- We’re going to go ahead and say that this chapter is from Ishmael’s perspective.
- Really, though, it’s just first-person narration, and the "I" that’s speaking here could just as easily be the faceless narrator and/or Melville himself. (A lot of the whaling experience that’s referenced here is from Melville’s own life.)
- The narrator claims that he has to give some more background on whaling in order to prove a few things. He mentions them in no particular order.
- First, he says, he knows of three separate occasions when a (a) whale had an initial encounter with one man, (b) escaped with the man’s harpoon stuck in him, (c) met the same man again later, but (d) lost the fight that time and got slaughtered.
- There’s no possibility of mistake, he says, because the previous harpoons, which had personal markings on them, were still in the whales.
- Second, there have been several times when specific whales became well known and identifiable by their markings and personalities.
- Such whales have been given names by sailors—Timor Jack, New Zealand Tom, Morquan, Don Miguel.
- Each of these famous whales was eventually hunted down by a whaling captain who got a bit obsessed with him. So there’s some real-life precedent for this whole Ahab-versus-Moby-Dick thing. History is repeating itself.
- The narrator also mentions a few different whaling catastrophes, just to make it clear that Moby Dick is a real sea adventure story, not "a monstrous fable" or "a hideous and intolerable allegory" (45.7).
- So, this white whale is super-symbolic of everything (see, oh, all of Chapters 41 and 42), but it’s also not just a symbol.
- First, the narrator says, whaling and fishing are generally known to be dangerous, but people don’t usually realize just how dangerous they are (clearly, this novel predates the Discovery Channel’s Deadliest Catch). Most deaths at sea don’t get reported in your local New England newspapers.
- Second, even though regular idiot landlubbers like us know whales are big, they don’t usually seem to realize just how powerful and dangerous they are.
- Sperm whales, the narrator claims, sometimes deliberately attack and sink ships. He gives several examples of this happening:
- In 1820, the Essex was attacked by a whale that bashed its head against the ship in order to sink it. (This is the story that’s explored in the documentary Moby Dick: The True Story, by the way.)
- In 1807, the Union sank under what might have been similar circumstances, although nobody really knows any details.
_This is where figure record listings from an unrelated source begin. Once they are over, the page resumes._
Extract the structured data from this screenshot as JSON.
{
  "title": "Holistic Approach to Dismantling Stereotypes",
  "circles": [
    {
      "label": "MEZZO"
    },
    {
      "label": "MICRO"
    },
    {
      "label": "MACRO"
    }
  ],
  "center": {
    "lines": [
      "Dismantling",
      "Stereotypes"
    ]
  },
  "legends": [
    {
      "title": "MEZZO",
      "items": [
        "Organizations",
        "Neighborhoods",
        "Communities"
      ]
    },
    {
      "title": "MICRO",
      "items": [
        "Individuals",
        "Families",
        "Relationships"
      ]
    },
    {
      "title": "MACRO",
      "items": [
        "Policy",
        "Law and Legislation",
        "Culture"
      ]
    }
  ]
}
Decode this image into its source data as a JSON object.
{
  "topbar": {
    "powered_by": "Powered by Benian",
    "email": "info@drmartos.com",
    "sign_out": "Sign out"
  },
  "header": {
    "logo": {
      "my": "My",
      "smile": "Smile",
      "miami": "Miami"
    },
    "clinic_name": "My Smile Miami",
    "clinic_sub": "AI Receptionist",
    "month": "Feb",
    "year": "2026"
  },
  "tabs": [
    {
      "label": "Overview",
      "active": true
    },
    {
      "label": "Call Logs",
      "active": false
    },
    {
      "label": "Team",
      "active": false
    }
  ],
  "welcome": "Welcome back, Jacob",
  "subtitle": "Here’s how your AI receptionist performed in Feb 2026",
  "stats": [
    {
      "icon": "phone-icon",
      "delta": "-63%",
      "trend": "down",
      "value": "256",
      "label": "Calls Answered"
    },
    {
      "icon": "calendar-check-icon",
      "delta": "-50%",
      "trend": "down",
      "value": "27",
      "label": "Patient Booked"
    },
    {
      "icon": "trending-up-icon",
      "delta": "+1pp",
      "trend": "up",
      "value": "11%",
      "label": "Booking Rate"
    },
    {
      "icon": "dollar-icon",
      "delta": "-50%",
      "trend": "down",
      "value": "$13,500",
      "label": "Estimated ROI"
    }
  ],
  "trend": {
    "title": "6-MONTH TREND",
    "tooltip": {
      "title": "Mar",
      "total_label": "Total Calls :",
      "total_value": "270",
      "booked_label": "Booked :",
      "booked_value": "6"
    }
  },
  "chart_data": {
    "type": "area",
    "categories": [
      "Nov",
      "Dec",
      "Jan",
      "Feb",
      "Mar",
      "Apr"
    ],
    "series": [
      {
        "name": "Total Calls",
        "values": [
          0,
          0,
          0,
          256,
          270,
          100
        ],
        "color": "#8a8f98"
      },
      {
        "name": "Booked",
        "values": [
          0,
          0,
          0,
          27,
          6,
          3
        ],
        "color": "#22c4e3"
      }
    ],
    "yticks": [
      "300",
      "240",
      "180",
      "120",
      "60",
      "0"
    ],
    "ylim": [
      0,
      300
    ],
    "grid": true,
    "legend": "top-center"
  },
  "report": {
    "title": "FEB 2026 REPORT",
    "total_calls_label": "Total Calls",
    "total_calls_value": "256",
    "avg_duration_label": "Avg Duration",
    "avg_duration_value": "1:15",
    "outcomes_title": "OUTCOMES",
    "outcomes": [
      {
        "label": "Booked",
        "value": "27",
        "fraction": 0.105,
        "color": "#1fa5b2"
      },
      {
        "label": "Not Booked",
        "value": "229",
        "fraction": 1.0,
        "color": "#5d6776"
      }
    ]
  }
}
- About twenty years before, an American warship was sailing the Pacific, and during a conversation about whaling, the Commodore laughed off the idea that a whale could damage his ship at all.
- The irony gods seemed to hear this: a few weeks later, a sperm whale damaged the hull so badly that the ship had to head straight for port, pumping water out of the hold the whole time.
- On another occasion, at the beginning of the nineteenth century, a Russian ship struck a surfaced whale almost the way it would hit an iceberg, and the whole ship was lifted three feet out of the water, but ended up unscathed.
- Something similar happened to a ship sailing toward Juan Fernandes (a group of Pacific Islands)— the ship seemed to hit something very hard, but there wasn’t any rock there, and they eventually decided it had been an earthquake. The narrator, however, thinks that a whale hit the bottom of the ship’s hull.
- The narrator claims that he has many examples "of the great power and malice of the sperm whale" (45.19), but decides to give just one more: a legend that, in the sixth century, a magistrate of Constantinople named Procopius recorded the capture of a sea monster that had been destroying ships in the area for fifty years.
- The narrator claims, based on circumstantial evidence, that this must have been a sperm whale. (Not exactly a rock solid case.)